Networking-equipment-maker Cisco Systems said its fiscal second-quarter revenue and profit gains illustrate that its turnaround strategy and internal revamp are working. The vendor reported a 43.5% increase in net income for the quarter and revenue improvement of about 11%, higher than its forecast. “We believe our vision and strategy are working,” said CEO John Chambers. “We are executing well on our three-year plan to drive earnings faster than revenue. We hit our billion-dollar expense reduction a quarter early,” he added.
Cisco slowed down its usually aggressive acquisition activity during the slump but is now back in the game, Chambers said. The company’s ideal buyout target remains the same: a company with about 100 engineers and a product about to come to market. They are especially interested in companies that Cisco’s customers recommend for acquisition.
The company’s revenue from its flagship products – routing and switching revenue each grew, but by only 8 percent to $3.6 billion and $2.1 billion, respectively. Service-provider video infrastructure, another key focus at Cisco, saw revenue grow 23 percent. The UCS (Unified Computing System) of Cisco’s business grew significantly in the second quarter, with revenue up 91 percent from a year earlier and an accumulated customer count of 10,763. With both these servers and the Nexus line of switches, Cisco expects to gain ground in data centers because of virtualization and cloud strategies, Chambers said. The line will blur between servers, networks and storage, which Cisco is addressing through its partnership with EMC and VMware, Chambers said. Overall, data-center revenue was up 88 percent.

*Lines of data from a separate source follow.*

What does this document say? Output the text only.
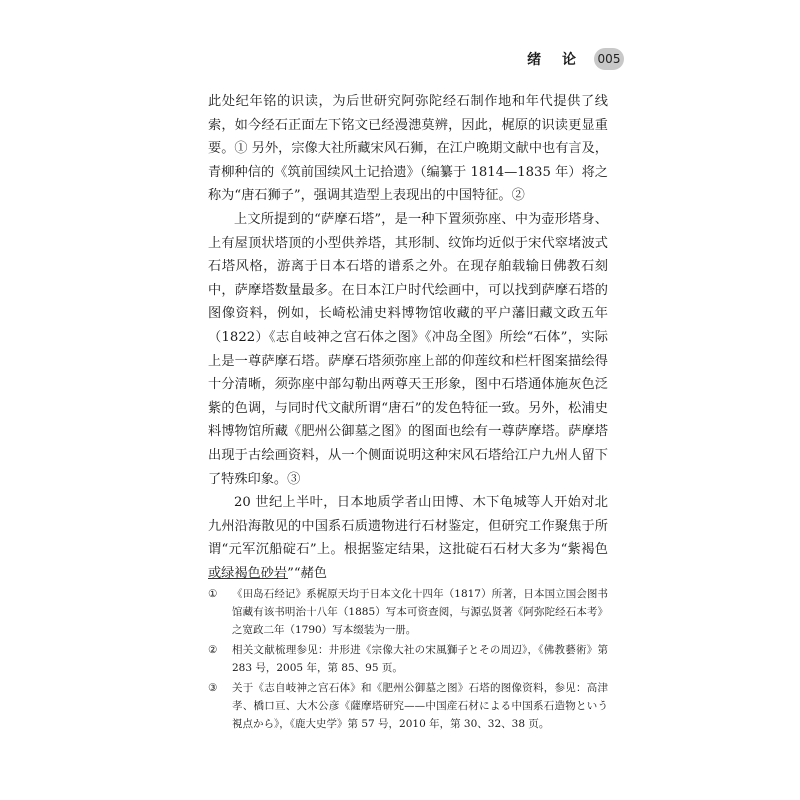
绪 论 005

此处纪年铭的识读，为后世研究阿弥陀经石制作地和年代提供了线索，如今经石正面左下铭文已经漫漶莫辨，因此，梶原的识读更显重要。① 另外，宗像大社所藏宋风石狮，在江户晚期文献中也有言及，青柳种信的《筑前国续风土记拾遗》（编纂于 1814—1835 年）将之称为“唐石狮子”，强调其造型上表现出的中国特征。②

上文所提到的“萨摩石塔”，是一种下置须弥座、中为壶形塔身、上有屋顶状塔顶的小型供养塔，其形制、纹饰均近似于宋代窣堵波式石塔风格，游离于日本石塔的谱系之外。在现存舶载输日佛教石刻中，萨摩塔数量最多。在日本江户时代绘画中，可以找到萨摩石塔的图像资料，例如，长崎松浦史料博物馆收藏的平户藩旧藏文政五年（1822）《志自岐神之宫石体之图》《冲岛全图》所绘“石体”，实际上是一尊萨摩石塔。萨摩石塔须弥座上部的仰莲纹和栏杆图案描绘得十分清晰，须弥座中部勾勒出两尊天王形象，图中石塔通体施灰色泛紫的色调，与同时代文献所谓“唐石”的发色特征一致。另外，松浦史料博物馆所藏《肥州公御墓之图》的图面也绘有一尊萨摩塔。萨摩塔出现于古绘画资料，从一个侧面说明这种宋风石塔给江户九州人留下了特殊印象。③

20 世纪上半叶，日本地质学者山田博、木下龟城等人开始对北九州沿海散见的中国系石质遗物进行石材鉴定，但研究工作聚焦于所谓“元军沉船碇石”上。根据鉴定结果，这批碇石石材大多为“紫褐色或绿褐色砂岩”“赭色

①	《田岛石经记》系梶原天均于日本文化十四年（1817）所著，日本国立国会图书馆藏有该书明治十八年（1885）写本可资查阅，与源弘贤著《阿弥陀经石本考》之宽政二年（1790）写本缀装为一册。
②	相关文献梳理参见：井形进《宗像大社の宋風獅子とその周辺》，《佛教藝術》第 283 号，2005 年，第 85、95 页。
③	关于《志自岐神之宫石体》和《肥州公御墓之图》石塔的图像资料，参见：高津孝、橋口亘、大木公彦《薩摩塔研究——中国産石材による中国系石造物という視点から》，《鹿大史学》第 57 号，2010 年，第 30、32、38 页。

Much of Cisco’s revenue growth in the second period again came from new product lines. The company’s collaboration business, which includes high-end Telepresence videoconferencing systems, was up 10% to $1 billion. Revenue in the group that sells set-top boxes to cable companies grew 23% also to $1 billion. For the current quarter, Cisco forecast revenue growth of 5 percent to 7 percent and non-GAAP earnings of $0.45 to $0.47 per share.
During the earnings conference call, Mr. Chambers stated,
“The major transitions from an information technology to business technology are accelerating in our enterprise, service provider, public sector and commercial accounts, and across most industries and geographies. Although we are only in the early stages of this transformation, our ability to use innovative solutions and intelligent networks to enable our customers to achieve their goals and their growth, productivity, cost savings, new consumption and business models is increasing and achieving increased customer acceptance.
These are, in many ways, unusual times. On one hand, the business feels good. The demand for Cisco products and services is healthy, and our relationship with our customers are the strongest they have ever been. On the other hand, there is significant uncertainty in the broader macro environment, and as such, it is prudent for us to remain conservative in our outlook for the second half of the fiscal year. For the remainder of FY ’12, you can expect us to make the required investments to advance our market leadership and drive innovation while holding to our financial model.”
“This is a validation of their turnaround strategy,” said Brian Marshall, an analyst at ISI Group. Still, he said that after a tough year, the results put Cisco back where it should be.
Transcript of earnings call at: http://seekingalpha.com/article/352431-cisco-systems-ceo-discusses-q2-2012-results-earnings-call-transcript
Comment: While the Cisco’s refocus efforts paid off big in the 2nd quarter, we wonder how the slowdown in global government tech spending and conservative European tech budgets will effect future results.